Tags

, , , , , ,

To be perfectly honest I’m more okay than I have been in a long time. I know where I stand, and I know what I mean to Ryan (My younger son’s father). I hadn’t had this much time with him in four years, and even then it was only a few hours, stolen moments in between huge spans of waiting.

This was the third time that my son (O) has met his father. O is 3 and his father until this week has been stationed overseas in Korea and then Japan. The two previous times the O met his dad, we had maybe a total of an hour together each time. Both were related to Ryan’s deployment and us happening to live close to where he was shipping out and in from through the US. Ryan never seemed fully comfortable with the concept that this was his child, but always did well with O and was always sweet and comforting to me in those times.

Yet the chemistry never died between us. There is always this pull, this passion between us, despite him being the most vanilla guy I had ever dated. He was always a good guy, though not always a nice one. His biggest mistakes were trying too hard to please everyone, trying to not dig himself into a hole for loving more than one person at a time, but falling for people who were highly possessive. I was not really an exception to that rule as I am highly possessive, though not as jealous as many about sexual things.

In July of this year things changed. Raina came out and fussed at him, told him how he was a complicated issue to her, how he had shown care and interest in her but never really addressed the issue that O was his, that he couldn’t just show interest in me and expect me to be ok with it when O was being neglected. Surprisingly, it shook him and he started paying child support voluntarily at the end of July. It scared the crap out of us to have him suddenly so interested in being a dad because of the loss of control with O’s life, but he came here yesterday to sign and file an affidavit of paternity to legally assume responsibility for O.

Our time together was good. We curled up together and talked. He admitted to still being in love with me and that we would have to work something out with his wife about his time with me and our son. I know it won’t be easy on her accepting me as part of his life, but I know that I need him to be a part of my life, particularly his son’s life.

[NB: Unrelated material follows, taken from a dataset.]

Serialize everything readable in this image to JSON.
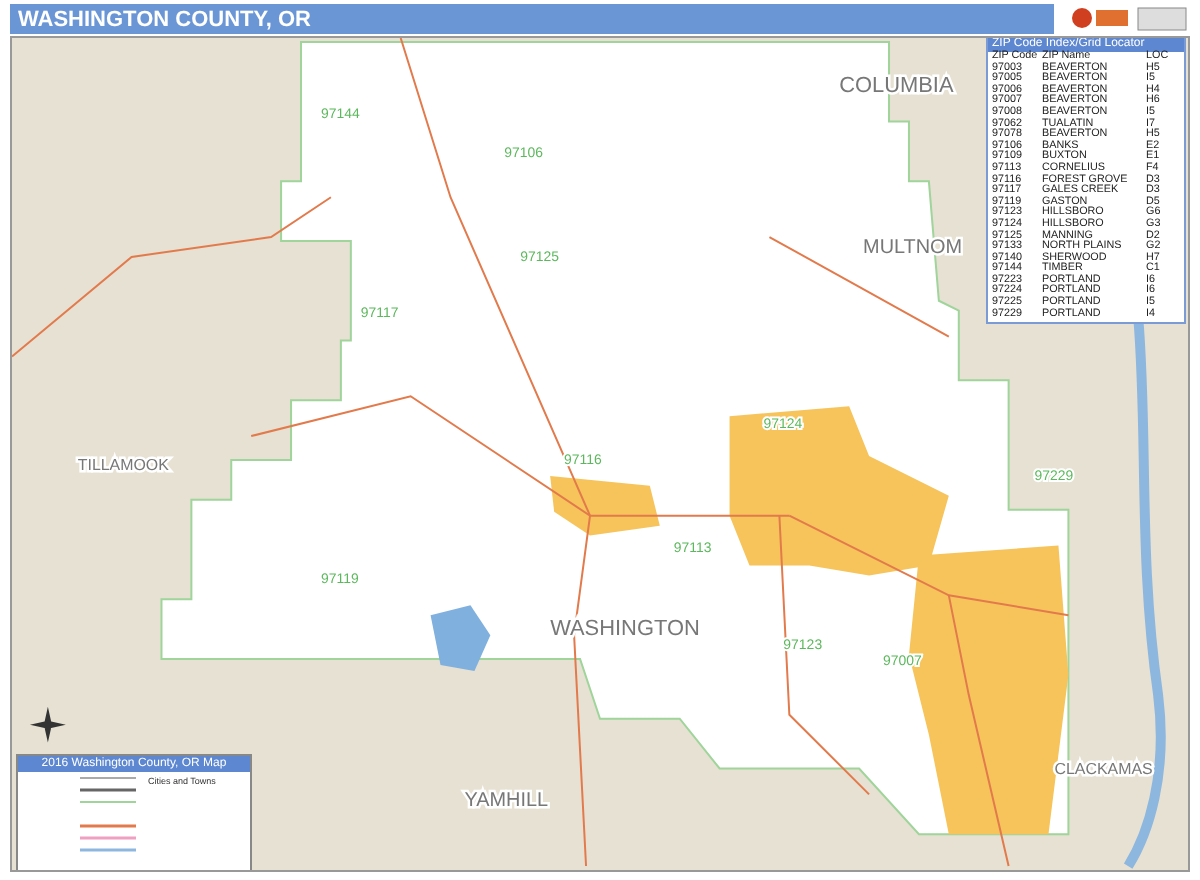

I know that she will have a hard time sharing him, but I made sure to write her a nice message on FB yesterday after he left to thank her for letting him come on his own, to invite her to be a part of O’s life because she was such a significant part of Ryan’s life. I really feel much more secure about where I am with him, even though I know his wife has a long way to go to be really ok with the situation.

At least I know he loves me and loves our son. That is the most I could ask for in this situation. I don’t want all his time or affection, his wife is far more compatible with him for that and I would probably go nuts with all his little quirks on a day to day basis. Puppy is far more compatible with me for a long-term relationship and as he and I discussed last night, he knows I’m always coming home to him, that I won’t leave him and that I need him in my life. Puppy’s way of handling my situation with Ryan has been exactly how he should have; he has given me space and let me come to my own comfort level with things. He has never pushed me to get child support from Ryan, even though it would have helped us out quite a bit. He has never pushed me in one way or another whether I was involved with Ryan, even knowing the complexities of Ryan dating and then marrying the other woman he was involved with who has never been fully comfortable with my presence in his life.

I have to be thankful for both of them right now, Ryan for being able to mature enough about all this to volunteer his support for our child and want to be more involved in his life, and Puppy for knowing me well enough to let me make my own decisions and judgments without pushing me and making me do something stupid because I felt trapped; he knows that creating limits for me or pressuring me to do something is a huge trigger for me to do whatever I’m not supposed to do.

I was smiling yesterday, genuinely, happy. I still feel that today, just a sense of being ok with this, of really being ok and that things in my life are going better than they have been in a long time.